A U.S. Navy spokesman said the pope decided to invite the crewmen to a private audience when he learned there was no room for them at his weekly general audience in St. Peter's Basilica.
John Paul has often expressed deep concern about the growing number of casualties in the civil war in Lebanon.
'We think the fact that the carrier bears the name of President John F. Kennedy also played a part,' a Navy source said.
The Kennedy, which has a crew of 5,800, arrived in Naples Monday for a one-week visit after its tour of duty in the Mediterranean off the Lebanese coast, where it provided support for U.S. Marines in Beirut.

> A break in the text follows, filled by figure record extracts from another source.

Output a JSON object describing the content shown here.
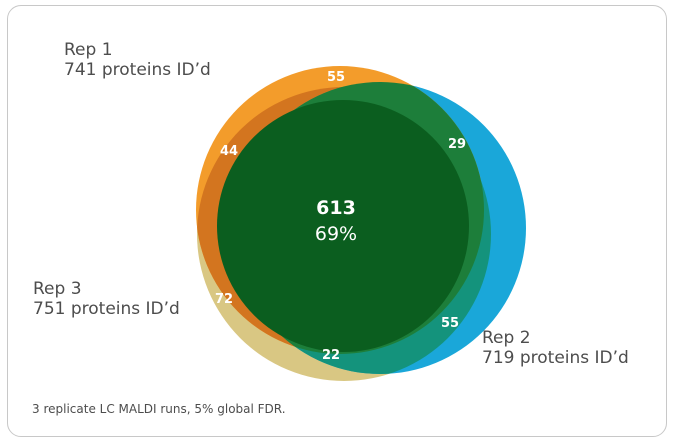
{
  "reps": [
    {
      "name": "Rep 1",
      "count": "741 proteins ID’d"
    },
    {
      "name": "Rep 2",
      "count": "719 proteins ID’d"
    },
    {
      "name": "Rep 3",
      "count": "751 proteins ID’d"
    }
  ],
  "regions": {
    "rep1_only": "55",
    "rep1_rep2": "29",
    "rep1_rep3": "44",
    "rep3_only": "72",
    "rep2_only": "55",
    "rep2_rep3": "22",
    "all_three": "613",
    "all_three_pct": "69%"
  },
  "colors": {
    "rep1": "#f39c2b",
    "rep2": "#1aa7d9",
    "rep3": "#d9c783",
    "rep1_rep3": "#d3751f",
    "rep1_rep2": "#1d7e3a",
    "rep2_rep3": "#14937c",
    "all": "#0b5e1f"
  },
  "footnote": "3 replicate LC MALDI runs, 5% global FDR."
}
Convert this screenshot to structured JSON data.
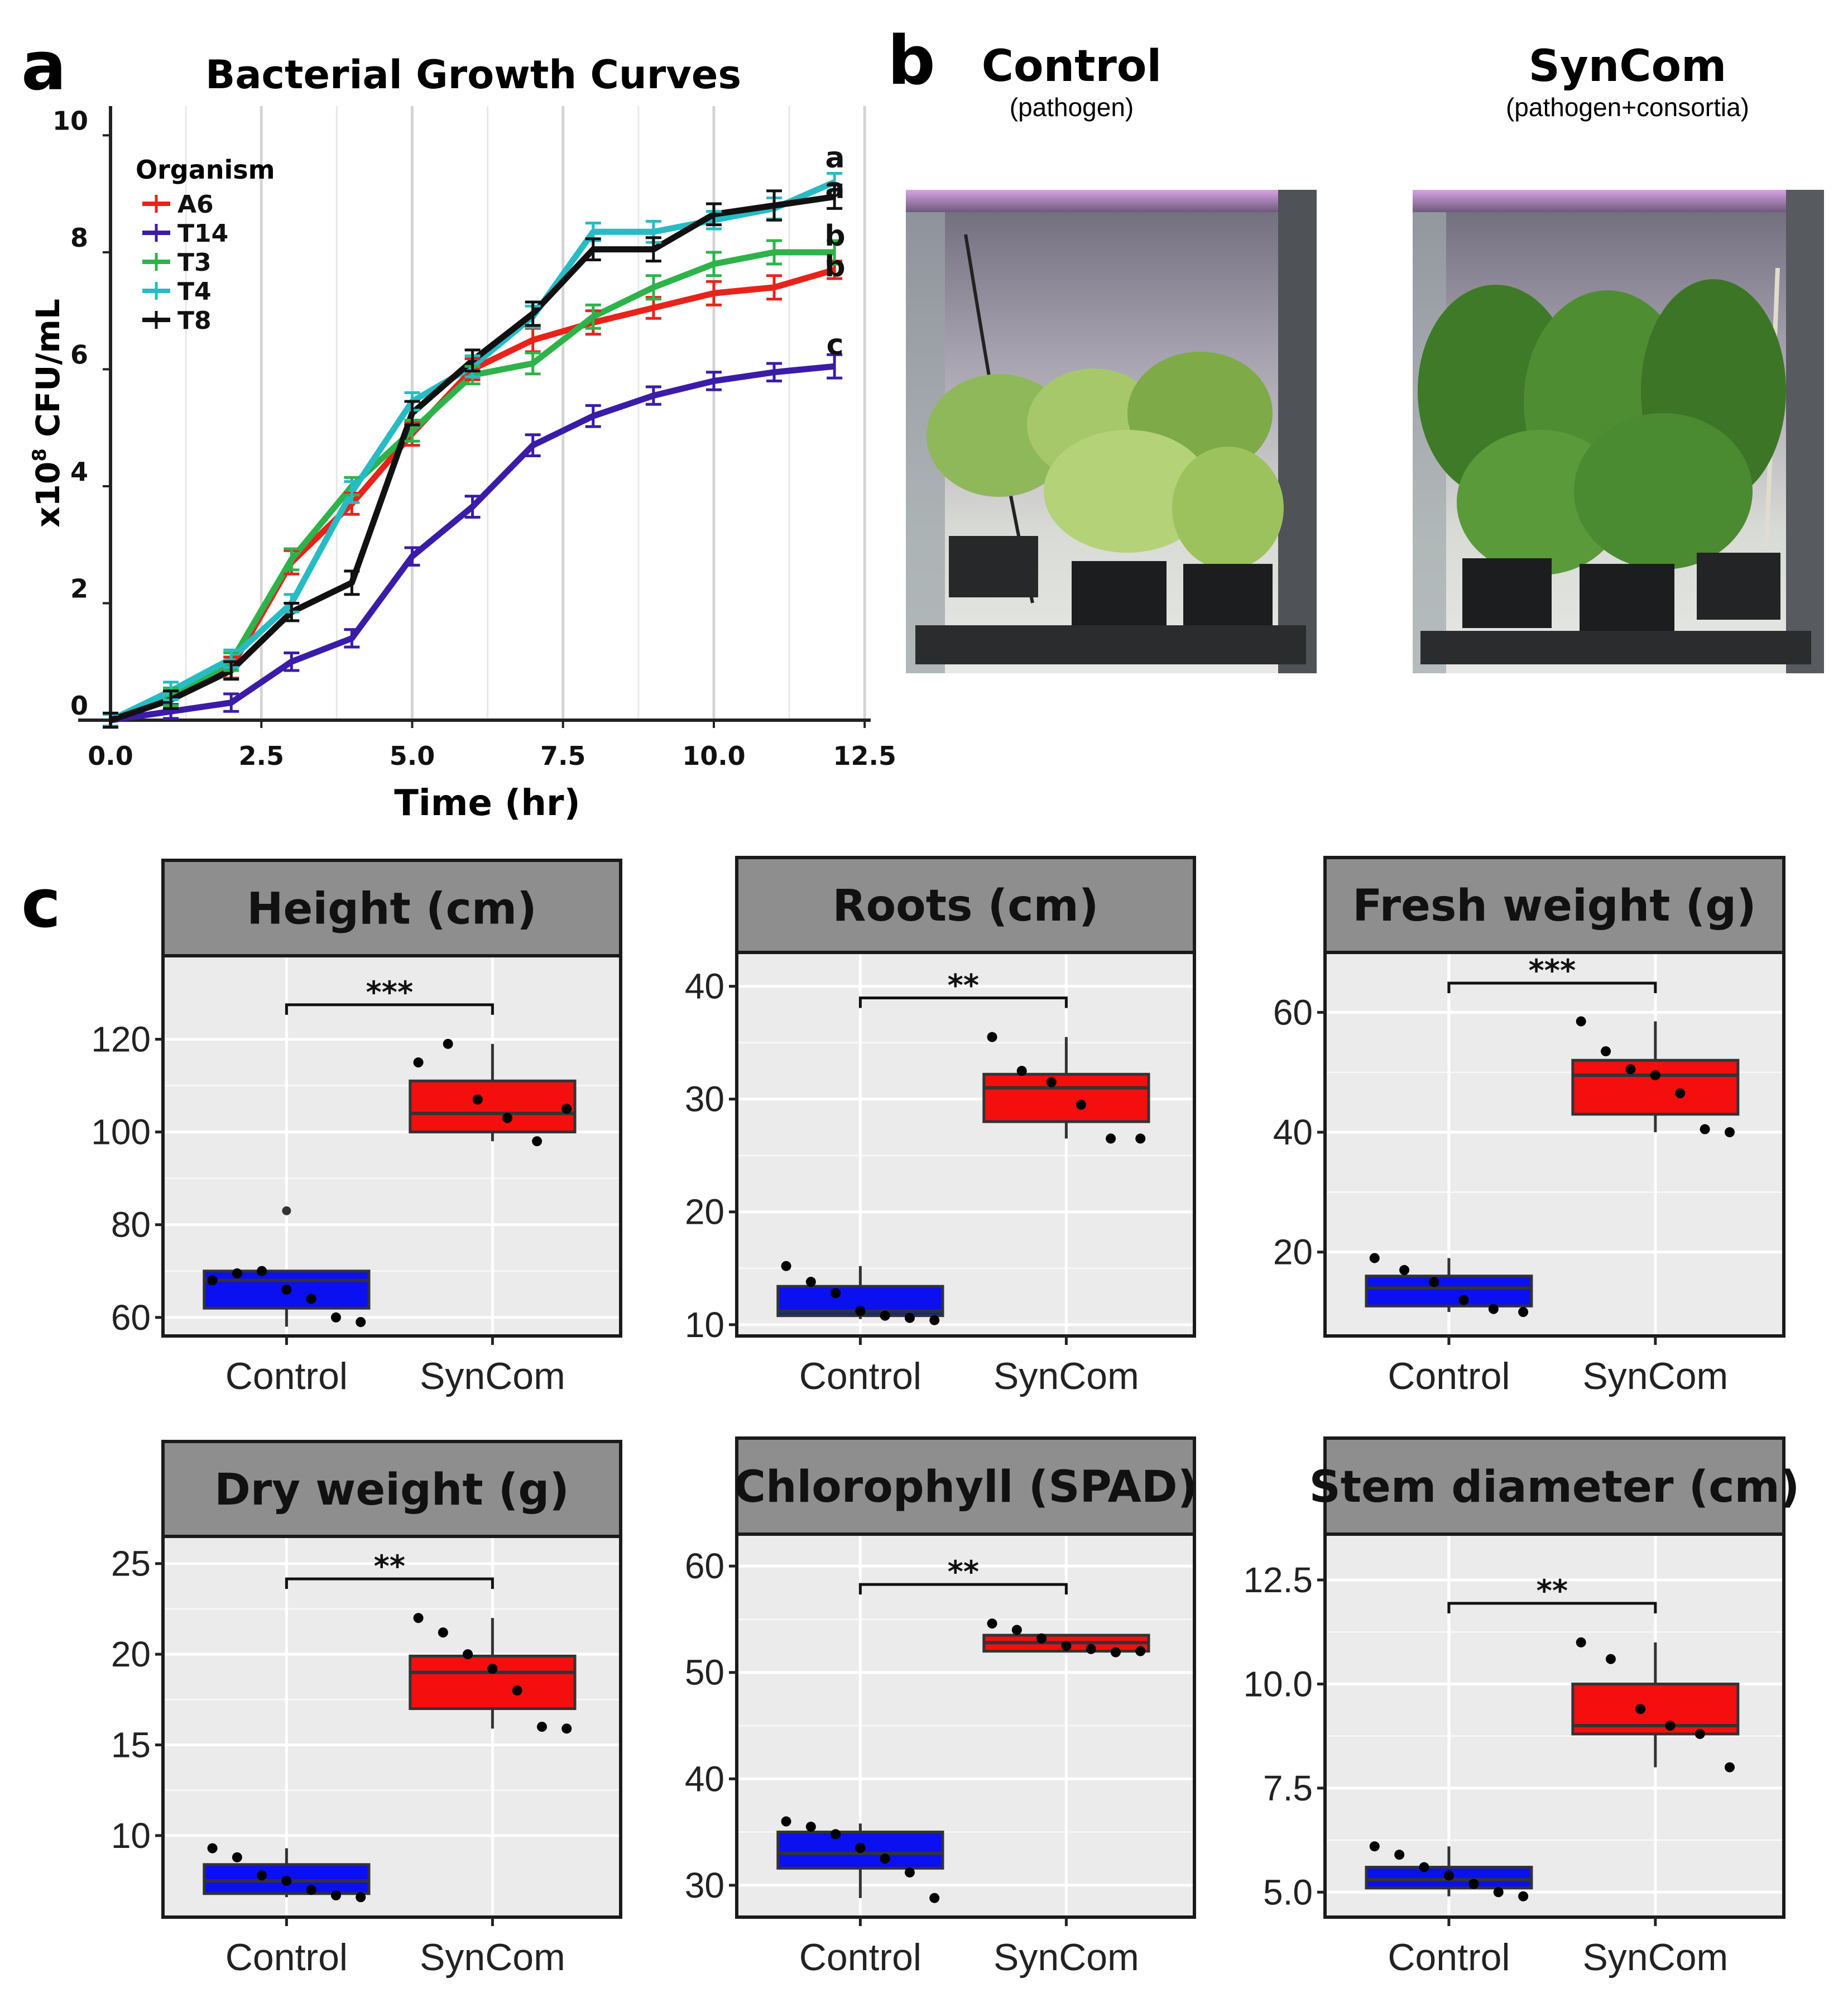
{
  "panel_labels": {
    "a": "a",
    "b": "b",
    "c": "c"
  },
  "growth": {
    "title": "Bacterial Growth Curves",
    "xlabel": "Time (hr)",
    "ylabel_prefix": "x10",
    "ylabel_exp": "8",
    "ylabel_suffix": " CFU/mL",
    "legend_title": "Organism",
    "x_ticks": [
      0,
      2.5,
      5,
      7.5,
      10,
      12.5
    ],
    "x_tick_labels": [
      "0.0",
      "2.5",
      "5.0",
      "7.5",
      "10.0",
      "12.5"
    ],
    "y_ticks": [
      0,
      2,
      4,
      6,
      8,
      10
    ],
    "y_tick_labels": [
      "0",
      "2",
      "4",
      "6",
      "8",
      "10"
    ],
    "sig_letters": [
      "a",
      "a",
      "b",
      "b",
      "c"
    ]
  },
  "photos": {
    "left_title": "Control",
    "left_subtitle": "(pathogen)",
    "right_title": "SynCom",
    "right_subtitle": "(pathogen+consortia)"
  },
  "chart_data": [
    {
      "type": "line",
      "title": "Bacterial Growth Curves",
      "xlabel": "Time (hr)",
      "ylabel": "x10^8 CFU/mL",
      "xlim": [
        0,
        12.6
      ],
      "ylim": [
        0,
        10.5
      ],
      "x": [
        0,
        1,
        2,
        3,
        4,
        5,
        6,
        7,
        8,
        9,
        10,
        11,
        12
      ],
      "series": [
        {
          "name": "A6",
          "color": "#e8231a",
          "values": [
            0,
            0.35,
            0.9,
            2.7,
            3.7,
            4.9,
            6.0,
            6.5,
            6.8,
            7.05,
            7.3,
            7.4,
            7.7
          ],
          "errors": [
            0.12,
            0.15,
            0.18,
            0.2,
            0.18,
            0.2,
            0.18,
            0.2,
            0.2,
            0.18,
            0.2,
            0.2,
            0.15
          ]
        },
        {
          "name": "T14",
          "color": "#3a1ca8",
          "values": [
            0,
            0.15,
            0.3,
            1.0,
            1.4,
            2.8,
            3.65,
            4.7,
            5.2,
            5.55,
            5.8,
            5.95,
            6.05
          ],
          "errors": [
            0.1,
            0.12,
            0.15,
            0.15,
            0.15,
            0.15,
            0.18,
            0.18,
            0.18,
            0.15,
            0.15,
            0.15,
            0.2
          ]
        },
        {
          "name": "T3",
          "color": "#2db34a",
          "values": [
            0,
            0.4,
            1.0,
            2.75,
            4.0,
            4.95,
            5.9,
            6.1,
            6.9,
            7.4,
            7.8,
            8.0,
            8.0
          ],
          "errors": [
            0.1,
            0.15,
            0.15,
            0.18,
            0.15,
            0.18,
            0.15,
            0.18,
            0.2,
            0.2,
            0.2,
            0.2,
            0.2
          ]
        },
        {
          "name": "T4",
          "color": "#27bcc4",
          "values": [
            0,
            0.5,
            1.05,
            2.0,
            3.9,
            5.45,
            6.05,
            6.9,
            8.35,
            8.35,
            8.55,
            8.75,
            9.2
          ],
          "errors": [
            0.1,
            0.15,
            0.15,
            0.15,
            0.18,
            0.15,
            0.18,
            0.18,
            0.15,
            0.18,
            0.15,
            0.18,
            0.15
          ]
        },
        {
          "name": "T8",
          "color": "#111111",
          "values": [
            0,
            0.35,
            0.85,
            1.85,
            2.35,
            5.25,
            6.15,
            6.95,
            8.05,
            8.05,
            8.65,
            8.8,
            8.95
          ],
          "errors": [
            0.12,
            0.15,
            0.15,
            0.15,
            0.2,
            0.2,
            0.18,
            0.2,
            0.18,
            0.2,
            0.18,
            0.25,
            0.2
          ]
        }
      ]
    },
    {
      "type": "box",
      "title": "Height (cm)",
      "categories": [
        "Control",
        "SynCom"
      ],
      "ylim": [
        56,
        138
      ],
      "yticks": [
        60,
        80,
        100,
        120
      ],
      "significance": "***",
      "boxes": [
        {
          "q1": 62,
          "median": 68,
          "q3": 70,
          "whisker_low": 58,
          "whisker_high": 70,
          "outliers": [
            83
          ],
          "points": [
            68,
            69.5,
            70,
            66,
            64,
            60,
            59
          ],
          "fill": "#0a10f0"
        },
        {
          "q1": 100,
          "median": 104,
          "q3": 111,
          "whisker_low": 98,
          "whisker_high": 119,
          "outliers": [],
          "points": [
            115,
            119,
            107,
            103,
            98,
            105
          ],
          "fill": "#f50e0e"
        }
      ]
    },
    {
      "type": "box",
      "title": "Roots (cm)",
      "categories": [
        "Control",
        "SynCom"
      ],
      "ylim": [
        9,
        43
      ],
      "yticks": [
        10,
        20,
        30,
        40
      ],
      "significance": "**",
      "boxes": [
        {
          "q1": 10.8,
          "median": 11.2,
          "q3": 13.4,
          "whisker_low": 10.5,
          "whisker_high": 15.2,
          "outliers": [],
          "points": [
            15.2,
            13.8,
            12.8,
            11.2,
            10.8,
            10.6,
            10.4
          ],
          "fill": "#0a10f0"
        },
        {
          "q1": 28,
          "median": 31,
          "q3": 32.2,
          "whisker_low": 26.5,
          "whisker_high": 35.5,
          "outliers": [],
          "points": [
            35.5,
            32.5,
            31.5,
            29.5,
            26.5,
            26.5
          ],
          "fill": "#f50e0e"
        }
      ]
    },
    {
      "type": "box",
      "title": "Fresh weight (g)",
      "categories": [
        "Control",
        "SynCom"
      ],
      "ylim": [
        6,
        70
      ],
      "yticks": [
        20,
        40,
        60
      ],
      "significance": "***",
      "boxes": [
        {
          "q1": 11,
          "median": 14,
          "q3": 16,
          "whisker_low": 10,
          "whisker_high": 19,
          "outliers": [],
          "points": [
            19,
            17,
            15,
            12,
            10.5,
            10
          ],
          "fill": "#0a10f0"
        },
        {
          "q1": 43,
          "median": 49.5,
          "q3": 52,
          "whisker_low": 40,
          "whisker_high": 58.5,
          "outliers": [],
          "points": [
            58.5,
            53.5,
            50.5,
            49.5,
            46.5,
            40.5,
            40
          ],
          "fill": "#f50e0e"
        }
      ]
    },
    {
      "type": "box",
      "title": "Dry weight (g)",
      "categories": [
        "Control",
        "SynCom"
      ],
      "ylim": [
        5.5,
        26.5
      ],
      "yticks": [
        10,
        15,
        20,
        25
      ],
      "significance": "**",
      "boxes": [
        {
          "q1": 6.8,
          "median": 7.5,
          "q3": 8.4,
          "whisker_low": 6.6,
          "whisker_high": 9.3,
          "outliers": [],
          "points": [
            9.3,
            8.8,
            7.8,
            7.5,
            7.0,
            6.7,
            6.6
          ],
          "fill": "#0a10f0"
        },
        {
          "q1": 17,
          "median": 19,
          "q3": 19.9,
          "whisker_low": 15.9,
          "whisker_high": 22,
          "outliers": [],
          "points": [
            22,
            21.2,
            20,
            19.2,
            18,
            16,
            15.9
          ],
          "fill": "#f50e0e"
        }
      ]
    },
    {
      "type": "box",
      "title": "Chlorophyll (SPAD)",
      "categories": [
        "Control",
        "SynCom"
      ],
      "ylim": [
        27,
        63
      ],
      "yticks": [
        30,
        40,
        50,
        60
      ],
      "significance": "**",
      "boxes": [
        {
          "q1": 31.6,
          "median": 33,
          "q3": 35,
          "whisker_low": 28.8,
          "whisker_high": 35.8,
          "outliers": [],
          "points": [
            36,
            35.5,
            34.8,
            33.5,
            32.5,
            31.2,
            28.8
          ],
          "fill": "#0a10f0"
        },
        {
          "q1": 52,
          "median": 52.8,
          "q3": 53.5,
          "whisker_low": 52,
          "whisker_high": 53.5,
          "outliers": [],
          "points": [
            54.6,
            54,
            53.2,
            52.5,
            52.2,
            51.9,
            52
          ],
          "fill": "#f50e0e"
        }
      ]
    },
    {
      "type": "box",
      "title": "Stem diameter (cm)",
      "categories": [
        "Control",
        "SynCom"
      ],
      "ylim": [
        4.4,
        13.6
      ],
      "yticks": [
        5,
        7.5,
        10,
        12.5
      ],
      "ytick_labels": [
        "5.0",
        "7.5",
        "10.0",
        "12.5"
      ],
      "significance": "**",
      "boxes": [
        {
          "q1": 5.1,
          "median": 5.3,
          "q3": 5.6,
          "whisker_low": 4.9,
          "whisker_high": 6.1,
          "outliers": [],
          "points": [
            6.1,
            5.9,
            5.6,
            5.4,
            5.2,
            5.0,
            4.9
          ],
          "fill": "#0a10f0"
        },
        {
          "q1": 8.8,
          "median": 9.0,
          "q3": 10.0,
          "whisker_low": 8.0,
          "whisker_high": 11.0,
          "outliers": [],
          "points": [
            11.0,
            10.6,
            9.4,
            9.0,
            8.8,
            8.0
          ],
          "fill": "#f50e0e"
        }
      ]
    }
  ]
}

The pope also went out of his way in his Jan. 11 audience to talk to 100 crewmen from the carrier Independence when it visited Italy after returning from waters off Lebanon.
John Paul received the officers and men of the Kennedy and a handful of wives in the baroque Clementine Hall of the Apostolic Palace.
The pope also celebrated the end of Christian Unity Week with an ecumenical prayer service that for the first time included non-Roman Catholics participating in the ceremony.
With the pope in the Basilica of St. Paul Outside the Walls were Lutheran, Anglican and Orthodox ministers, who took turns reading from the Bible or leading the faithful in prayers for reuniting Christian churches.
Among the visiting prelates was the Rev. Christoph Meyer, the pastor of the Lutheran Evangelical Church in Rome which John Paul visited in December to mark the 500th anniversary of the birth of Martin Luther.
In the past, the Roman Catholic Church marked the end of Christian Unity Week with a prayer service to which Orthodox, Protestant and other Christian religious leaders were invited, Vatican sources said.
The non-Catholics, however, did not actively participate in the service by sharing Gospel readings and leading prayers with the pope, the sources said.